Equilibration of quantum many-body fast neutrino flavor oscillations

TL;DR

This paper investigates the complex flavor evolution of dense neutrino gases in astrophysical environments, showing evidence of quantum chaos, rapid entanglement, and thermodynamic equilibration driven by neutrino-neutrino interactions.

Contribution

It demonstrates that the neutrino flavor evolution in dense gases is non-integrable, exhibits quantum chaos, and can be described by a thermodynamic partition function, providing new insights into neutrino flavor dynamics.

Findings

Neutrino flavor evolution is non-integrable and exhibits quantum chaos.

Neutrinos rapidly entangle and reach flavor equilibrium.

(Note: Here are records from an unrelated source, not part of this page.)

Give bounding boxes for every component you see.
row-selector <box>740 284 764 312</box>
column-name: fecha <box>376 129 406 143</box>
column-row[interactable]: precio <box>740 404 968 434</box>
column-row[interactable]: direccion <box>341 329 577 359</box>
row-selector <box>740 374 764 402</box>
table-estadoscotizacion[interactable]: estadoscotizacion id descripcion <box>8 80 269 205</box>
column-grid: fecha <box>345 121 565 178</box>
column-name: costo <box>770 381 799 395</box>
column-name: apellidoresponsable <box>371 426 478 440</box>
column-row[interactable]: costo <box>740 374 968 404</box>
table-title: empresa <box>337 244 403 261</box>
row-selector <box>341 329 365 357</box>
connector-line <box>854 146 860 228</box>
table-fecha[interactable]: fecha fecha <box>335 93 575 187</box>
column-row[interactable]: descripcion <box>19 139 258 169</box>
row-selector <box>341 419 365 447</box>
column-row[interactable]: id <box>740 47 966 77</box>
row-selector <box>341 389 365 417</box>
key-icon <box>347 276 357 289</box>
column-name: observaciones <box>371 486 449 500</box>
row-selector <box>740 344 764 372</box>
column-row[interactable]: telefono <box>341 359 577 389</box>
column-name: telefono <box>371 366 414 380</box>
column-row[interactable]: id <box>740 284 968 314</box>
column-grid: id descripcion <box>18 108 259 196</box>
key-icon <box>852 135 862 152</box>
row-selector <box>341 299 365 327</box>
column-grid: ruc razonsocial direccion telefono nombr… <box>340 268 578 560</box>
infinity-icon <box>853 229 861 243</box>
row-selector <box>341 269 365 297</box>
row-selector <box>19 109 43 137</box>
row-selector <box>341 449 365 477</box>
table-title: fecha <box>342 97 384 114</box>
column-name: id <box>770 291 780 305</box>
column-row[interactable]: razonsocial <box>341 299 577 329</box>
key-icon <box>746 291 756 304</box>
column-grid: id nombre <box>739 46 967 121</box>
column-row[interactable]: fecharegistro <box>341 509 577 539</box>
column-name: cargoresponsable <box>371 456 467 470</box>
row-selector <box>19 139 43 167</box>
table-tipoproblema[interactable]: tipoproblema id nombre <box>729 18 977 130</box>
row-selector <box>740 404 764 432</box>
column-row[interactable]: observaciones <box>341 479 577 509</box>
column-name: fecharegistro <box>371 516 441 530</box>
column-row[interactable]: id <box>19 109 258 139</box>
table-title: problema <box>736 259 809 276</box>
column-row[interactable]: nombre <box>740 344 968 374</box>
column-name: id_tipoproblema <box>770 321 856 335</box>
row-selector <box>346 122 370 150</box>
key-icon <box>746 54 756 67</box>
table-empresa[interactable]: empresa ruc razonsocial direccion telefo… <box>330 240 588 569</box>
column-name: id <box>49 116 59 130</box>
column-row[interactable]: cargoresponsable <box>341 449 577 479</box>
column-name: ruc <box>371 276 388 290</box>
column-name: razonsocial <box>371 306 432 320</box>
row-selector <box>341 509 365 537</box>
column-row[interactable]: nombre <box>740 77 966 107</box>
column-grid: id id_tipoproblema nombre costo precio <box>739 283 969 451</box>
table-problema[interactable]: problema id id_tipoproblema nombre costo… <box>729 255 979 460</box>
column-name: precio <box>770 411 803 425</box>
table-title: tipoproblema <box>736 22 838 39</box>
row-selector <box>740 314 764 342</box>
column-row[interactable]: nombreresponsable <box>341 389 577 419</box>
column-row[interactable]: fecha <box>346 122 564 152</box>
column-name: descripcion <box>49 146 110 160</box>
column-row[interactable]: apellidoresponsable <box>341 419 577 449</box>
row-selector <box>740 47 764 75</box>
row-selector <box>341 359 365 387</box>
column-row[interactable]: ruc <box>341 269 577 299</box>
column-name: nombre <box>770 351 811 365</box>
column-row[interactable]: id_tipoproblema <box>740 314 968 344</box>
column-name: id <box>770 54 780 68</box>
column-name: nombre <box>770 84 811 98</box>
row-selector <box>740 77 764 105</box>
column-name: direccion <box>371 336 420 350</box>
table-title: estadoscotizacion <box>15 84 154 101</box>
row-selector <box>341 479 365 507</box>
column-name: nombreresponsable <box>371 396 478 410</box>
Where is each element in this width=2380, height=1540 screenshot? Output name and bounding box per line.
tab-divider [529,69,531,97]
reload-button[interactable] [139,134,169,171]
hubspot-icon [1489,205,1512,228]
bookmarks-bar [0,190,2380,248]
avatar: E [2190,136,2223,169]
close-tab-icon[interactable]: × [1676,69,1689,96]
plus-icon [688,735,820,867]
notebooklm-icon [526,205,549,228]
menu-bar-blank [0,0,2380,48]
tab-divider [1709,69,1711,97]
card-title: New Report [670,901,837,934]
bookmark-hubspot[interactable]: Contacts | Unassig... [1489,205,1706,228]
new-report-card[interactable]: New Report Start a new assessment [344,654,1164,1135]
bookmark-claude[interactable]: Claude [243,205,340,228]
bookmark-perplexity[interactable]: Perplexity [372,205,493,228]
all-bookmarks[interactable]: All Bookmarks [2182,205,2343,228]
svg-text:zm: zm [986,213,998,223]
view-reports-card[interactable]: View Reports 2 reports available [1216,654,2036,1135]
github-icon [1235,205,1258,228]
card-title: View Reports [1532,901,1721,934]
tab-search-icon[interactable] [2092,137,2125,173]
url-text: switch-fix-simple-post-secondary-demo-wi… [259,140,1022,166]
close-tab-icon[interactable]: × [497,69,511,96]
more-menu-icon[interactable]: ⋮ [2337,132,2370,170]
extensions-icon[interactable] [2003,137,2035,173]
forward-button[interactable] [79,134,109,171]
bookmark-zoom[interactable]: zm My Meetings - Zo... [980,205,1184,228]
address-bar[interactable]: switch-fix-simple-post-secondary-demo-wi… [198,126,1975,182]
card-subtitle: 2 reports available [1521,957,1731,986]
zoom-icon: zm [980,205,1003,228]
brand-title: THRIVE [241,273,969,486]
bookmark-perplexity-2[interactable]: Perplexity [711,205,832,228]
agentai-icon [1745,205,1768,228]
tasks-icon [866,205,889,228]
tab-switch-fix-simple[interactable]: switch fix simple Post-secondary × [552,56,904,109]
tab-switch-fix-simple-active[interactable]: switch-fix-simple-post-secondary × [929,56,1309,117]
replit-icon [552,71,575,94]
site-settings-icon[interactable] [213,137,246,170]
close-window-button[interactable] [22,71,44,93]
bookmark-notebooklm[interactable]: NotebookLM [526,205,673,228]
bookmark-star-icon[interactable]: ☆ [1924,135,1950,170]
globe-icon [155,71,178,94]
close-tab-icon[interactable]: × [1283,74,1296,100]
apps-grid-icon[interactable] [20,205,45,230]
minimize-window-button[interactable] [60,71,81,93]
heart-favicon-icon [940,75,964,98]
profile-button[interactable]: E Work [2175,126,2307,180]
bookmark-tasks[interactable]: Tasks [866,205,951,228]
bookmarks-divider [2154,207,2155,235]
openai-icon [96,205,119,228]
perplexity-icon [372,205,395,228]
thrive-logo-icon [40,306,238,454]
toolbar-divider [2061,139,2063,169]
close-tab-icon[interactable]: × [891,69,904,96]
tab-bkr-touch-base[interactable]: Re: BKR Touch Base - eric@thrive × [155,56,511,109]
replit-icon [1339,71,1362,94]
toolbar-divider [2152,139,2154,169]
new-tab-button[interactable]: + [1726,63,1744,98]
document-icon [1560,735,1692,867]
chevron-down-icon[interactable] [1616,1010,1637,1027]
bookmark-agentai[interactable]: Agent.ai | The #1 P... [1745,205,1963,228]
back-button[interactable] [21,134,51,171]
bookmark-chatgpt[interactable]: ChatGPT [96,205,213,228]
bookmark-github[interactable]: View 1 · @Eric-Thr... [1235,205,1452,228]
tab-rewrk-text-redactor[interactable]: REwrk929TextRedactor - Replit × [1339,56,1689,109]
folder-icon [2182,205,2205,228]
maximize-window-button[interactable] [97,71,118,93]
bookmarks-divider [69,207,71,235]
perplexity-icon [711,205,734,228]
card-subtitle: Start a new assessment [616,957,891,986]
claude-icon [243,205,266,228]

A thermodynamic model predicts average neutrino flavor content.

Abstract

Neutrino gases are expected to form in high density astrophysical environments, and accurately modeling their flavor evolution is critical to understanding such environments. In this work we study a simplified model of such a dense neutrino gas in the regime for which neutrino-neutrino coherent forward scattering is the dominant mechanism contributing to the flavor evolution. We show evidence that the generic potential induced by this effect is non-integrable and that the statistics of its energy level spaces are in good agreement with the Wigner surmise. We also find that individual neutrinos rapidly entangle with all of the others present which results in an equilibration of the flavor content of individual neutrinos. We show that the average neutrino flavor content can be predicted utilizing a thermodynamic partition function. A random phase approximation to the evolution gives a simple picture of this equilibration. In the case of neutrinos and antineutrinos, processes like $\nu_e {\bar{\nu}}_e \leftrightarrows \nu_\mu {\bar{\nu}_\mu} $ yield a rapid equilibrium satisfying $n( \nu_e) n({\bar \nu}_e) = n( \nu_\mu) n({\bar \nu}_\mu) = n( \nu_\tau) n({\bar \nu}_\tau)$ in addition to the standard lepton number conservation in regimes where off-diagonal vacuum oscillations are small compared to $\nu-\nu$ interactions.